HPC Clouds: A Bad Idea?

I learned a valuable lesson this week when my flight was cancelled and I was unable to deliver my talk “HPC Cloud: A Bad Idea” at the HPC Advisory Council Workshop in Hamburg this week.

The lesson? While provocative presentation titles may generate interest and curiosity in attendees, the title needs to stand on its own as in this case when the attendees were not able to hear my message. To clarify this as best I can, the Council has offered to put a video on their site.

In the meantime, let me briefly explain my stance on HPC Clouds. First, use of cloud technologies for HPC is a great idea. In fact, I believe cloud computing represents a large and important shift within the IT universe and that the HPC community can and should benefit from this emerging capability.

However, it would be a bad idea for the HPC community to continue to plow forward, extending its existing cluster management stacks to create HPC-specific cloud deployments. Why? Because we (HPC) should be leveraging the vastly larger investments being made by the vendor community to define and deploy enterprise cloud infrastructure. Many of the infrastructure issues that confront Enterprise and HPC customers are shared concerns. And this set of shared concerns is increasing as Enterprise infrastructure and workload characteristics continue to evolve.
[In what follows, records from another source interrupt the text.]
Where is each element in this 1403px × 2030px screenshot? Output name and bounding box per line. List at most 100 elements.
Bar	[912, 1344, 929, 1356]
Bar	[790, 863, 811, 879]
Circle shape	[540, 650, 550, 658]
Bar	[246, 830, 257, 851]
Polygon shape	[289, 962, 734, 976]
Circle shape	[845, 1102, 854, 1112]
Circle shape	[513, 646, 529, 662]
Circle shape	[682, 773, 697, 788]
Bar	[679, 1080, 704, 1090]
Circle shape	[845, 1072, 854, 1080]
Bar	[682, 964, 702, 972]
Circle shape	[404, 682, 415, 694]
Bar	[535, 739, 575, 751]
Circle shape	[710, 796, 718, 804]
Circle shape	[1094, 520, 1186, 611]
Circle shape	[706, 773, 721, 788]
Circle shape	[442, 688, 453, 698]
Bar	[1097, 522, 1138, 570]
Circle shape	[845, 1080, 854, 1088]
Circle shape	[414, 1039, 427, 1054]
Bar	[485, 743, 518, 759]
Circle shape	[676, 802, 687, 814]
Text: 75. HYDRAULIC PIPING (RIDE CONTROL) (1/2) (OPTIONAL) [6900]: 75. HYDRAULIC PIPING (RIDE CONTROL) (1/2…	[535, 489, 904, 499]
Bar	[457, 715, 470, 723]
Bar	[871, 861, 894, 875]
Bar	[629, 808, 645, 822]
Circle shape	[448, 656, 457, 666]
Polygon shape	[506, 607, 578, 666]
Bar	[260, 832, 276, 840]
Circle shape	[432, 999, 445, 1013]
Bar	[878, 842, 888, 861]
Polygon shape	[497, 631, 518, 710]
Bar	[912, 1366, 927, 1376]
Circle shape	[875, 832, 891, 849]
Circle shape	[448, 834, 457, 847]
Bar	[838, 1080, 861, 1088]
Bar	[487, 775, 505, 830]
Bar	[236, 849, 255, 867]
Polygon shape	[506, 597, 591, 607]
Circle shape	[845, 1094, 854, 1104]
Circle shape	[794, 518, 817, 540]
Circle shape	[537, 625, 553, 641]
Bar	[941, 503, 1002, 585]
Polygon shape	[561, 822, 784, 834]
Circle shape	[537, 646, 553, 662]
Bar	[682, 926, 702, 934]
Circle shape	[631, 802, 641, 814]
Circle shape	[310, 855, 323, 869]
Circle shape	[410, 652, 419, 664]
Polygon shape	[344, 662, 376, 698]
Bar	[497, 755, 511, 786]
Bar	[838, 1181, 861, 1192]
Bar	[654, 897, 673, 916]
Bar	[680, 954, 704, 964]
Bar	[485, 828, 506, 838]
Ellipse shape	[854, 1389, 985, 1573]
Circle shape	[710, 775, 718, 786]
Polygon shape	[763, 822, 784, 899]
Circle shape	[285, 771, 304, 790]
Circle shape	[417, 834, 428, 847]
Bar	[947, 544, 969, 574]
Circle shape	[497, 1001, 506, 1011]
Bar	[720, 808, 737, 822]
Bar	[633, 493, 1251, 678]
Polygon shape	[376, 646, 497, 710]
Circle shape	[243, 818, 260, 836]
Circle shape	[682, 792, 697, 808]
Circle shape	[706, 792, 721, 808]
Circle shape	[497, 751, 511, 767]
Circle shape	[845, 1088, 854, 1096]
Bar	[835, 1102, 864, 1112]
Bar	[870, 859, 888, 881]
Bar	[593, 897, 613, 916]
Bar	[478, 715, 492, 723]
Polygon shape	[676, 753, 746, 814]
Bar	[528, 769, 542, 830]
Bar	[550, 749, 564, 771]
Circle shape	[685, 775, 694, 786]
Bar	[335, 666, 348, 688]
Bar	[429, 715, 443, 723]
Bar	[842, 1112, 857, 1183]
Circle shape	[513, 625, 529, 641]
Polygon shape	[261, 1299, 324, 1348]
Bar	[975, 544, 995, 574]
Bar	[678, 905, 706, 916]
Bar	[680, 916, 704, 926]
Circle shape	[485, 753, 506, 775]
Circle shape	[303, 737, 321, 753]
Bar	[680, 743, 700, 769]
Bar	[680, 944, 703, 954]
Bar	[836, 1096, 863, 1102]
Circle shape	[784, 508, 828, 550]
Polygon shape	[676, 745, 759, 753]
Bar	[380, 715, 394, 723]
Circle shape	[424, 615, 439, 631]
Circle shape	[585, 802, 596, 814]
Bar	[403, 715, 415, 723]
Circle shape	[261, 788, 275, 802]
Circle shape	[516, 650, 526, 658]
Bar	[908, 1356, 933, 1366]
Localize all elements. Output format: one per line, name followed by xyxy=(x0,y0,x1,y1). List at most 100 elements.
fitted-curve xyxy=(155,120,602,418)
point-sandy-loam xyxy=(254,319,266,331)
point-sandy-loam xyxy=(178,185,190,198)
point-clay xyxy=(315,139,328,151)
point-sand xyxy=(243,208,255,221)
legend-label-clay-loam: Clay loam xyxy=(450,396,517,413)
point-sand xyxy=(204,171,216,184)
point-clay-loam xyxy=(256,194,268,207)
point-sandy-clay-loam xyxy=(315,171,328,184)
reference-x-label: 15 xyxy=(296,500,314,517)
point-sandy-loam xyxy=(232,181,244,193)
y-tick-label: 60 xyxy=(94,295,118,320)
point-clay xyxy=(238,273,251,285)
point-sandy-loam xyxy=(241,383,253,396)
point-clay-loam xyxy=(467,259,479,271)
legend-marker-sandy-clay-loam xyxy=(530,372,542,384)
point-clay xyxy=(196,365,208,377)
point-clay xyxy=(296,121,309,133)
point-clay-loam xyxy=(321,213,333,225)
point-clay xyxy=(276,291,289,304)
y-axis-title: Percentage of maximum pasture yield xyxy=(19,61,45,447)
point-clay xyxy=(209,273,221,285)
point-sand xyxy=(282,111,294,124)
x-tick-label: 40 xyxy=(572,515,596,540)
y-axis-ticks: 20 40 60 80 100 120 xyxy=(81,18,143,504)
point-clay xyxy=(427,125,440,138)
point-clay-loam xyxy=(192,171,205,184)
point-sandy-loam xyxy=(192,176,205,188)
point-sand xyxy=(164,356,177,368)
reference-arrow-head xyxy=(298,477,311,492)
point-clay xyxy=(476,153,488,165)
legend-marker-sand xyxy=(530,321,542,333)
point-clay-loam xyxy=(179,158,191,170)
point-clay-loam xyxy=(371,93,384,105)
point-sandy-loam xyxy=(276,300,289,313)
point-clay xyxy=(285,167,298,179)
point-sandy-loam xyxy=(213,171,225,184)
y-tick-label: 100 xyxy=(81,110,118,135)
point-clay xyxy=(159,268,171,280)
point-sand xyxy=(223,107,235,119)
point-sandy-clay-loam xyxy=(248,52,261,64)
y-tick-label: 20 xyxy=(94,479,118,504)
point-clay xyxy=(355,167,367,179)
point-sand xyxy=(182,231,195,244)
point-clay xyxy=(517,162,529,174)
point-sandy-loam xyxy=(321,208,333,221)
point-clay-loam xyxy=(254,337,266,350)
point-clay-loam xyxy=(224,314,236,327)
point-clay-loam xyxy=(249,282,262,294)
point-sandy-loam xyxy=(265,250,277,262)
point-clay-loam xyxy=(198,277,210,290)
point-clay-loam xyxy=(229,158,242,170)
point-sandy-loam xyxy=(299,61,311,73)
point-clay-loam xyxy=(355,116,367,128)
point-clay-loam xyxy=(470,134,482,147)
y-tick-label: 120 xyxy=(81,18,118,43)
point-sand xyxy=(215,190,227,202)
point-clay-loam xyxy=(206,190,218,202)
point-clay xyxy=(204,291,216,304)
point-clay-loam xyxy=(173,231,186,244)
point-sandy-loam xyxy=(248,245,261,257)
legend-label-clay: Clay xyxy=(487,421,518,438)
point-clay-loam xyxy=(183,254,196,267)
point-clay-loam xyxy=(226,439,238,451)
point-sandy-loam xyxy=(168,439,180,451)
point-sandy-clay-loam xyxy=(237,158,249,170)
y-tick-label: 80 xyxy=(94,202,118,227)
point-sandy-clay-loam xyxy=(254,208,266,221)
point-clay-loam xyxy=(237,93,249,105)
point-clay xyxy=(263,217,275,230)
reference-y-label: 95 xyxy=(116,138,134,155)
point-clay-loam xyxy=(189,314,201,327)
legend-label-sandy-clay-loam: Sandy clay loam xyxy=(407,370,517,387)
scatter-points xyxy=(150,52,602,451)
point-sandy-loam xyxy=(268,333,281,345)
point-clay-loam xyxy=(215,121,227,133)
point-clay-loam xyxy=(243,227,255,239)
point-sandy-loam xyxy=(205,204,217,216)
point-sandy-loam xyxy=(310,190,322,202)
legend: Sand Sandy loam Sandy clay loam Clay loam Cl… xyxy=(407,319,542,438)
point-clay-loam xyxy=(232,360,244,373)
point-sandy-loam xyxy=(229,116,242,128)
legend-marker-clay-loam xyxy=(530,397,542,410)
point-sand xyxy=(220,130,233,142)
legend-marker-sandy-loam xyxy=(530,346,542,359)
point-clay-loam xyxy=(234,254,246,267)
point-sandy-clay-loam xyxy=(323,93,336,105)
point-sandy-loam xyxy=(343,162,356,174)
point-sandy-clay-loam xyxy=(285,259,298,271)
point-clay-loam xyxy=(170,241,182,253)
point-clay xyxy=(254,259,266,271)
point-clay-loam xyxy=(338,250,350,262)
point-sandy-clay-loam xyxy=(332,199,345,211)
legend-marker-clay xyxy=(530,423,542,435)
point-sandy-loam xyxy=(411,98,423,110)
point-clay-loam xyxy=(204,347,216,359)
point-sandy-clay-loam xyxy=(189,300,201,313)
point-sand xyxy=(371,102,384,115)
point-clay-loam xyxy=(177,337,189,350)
Consider, for example, the massively scaled infrastructures deployed by Google, Amazon, Yahoo, and the other large web properties. While their workload characteristics are different than those of HPC in many ways, there is much commonality in the problems provisioning, management, and monitoring of these horizontally-scaled resources. Similarly, with the adoption of parallel computing frameworks like Hadoop for Big Data analytics and the proliferation of scale-out data-oriented frameworks (e.g., GemFire Data Grid, Cassandra, MondoDB, memcached, etc) we see interconnect becoming more important within the Enterprise as a component of application performance. Though interconnect in the Enterprise does not (yet) rise to the level of importance we see in HPC, we have seen evidence that RDMA could add significant value in scale-out Enterprise environments.

There is more to the argument, but let me leave it there for now. I will post a link to my video when available.

In the meantime: HPC Cloud — a Bad Idea. But HPC IN the Cloud — Absolutely!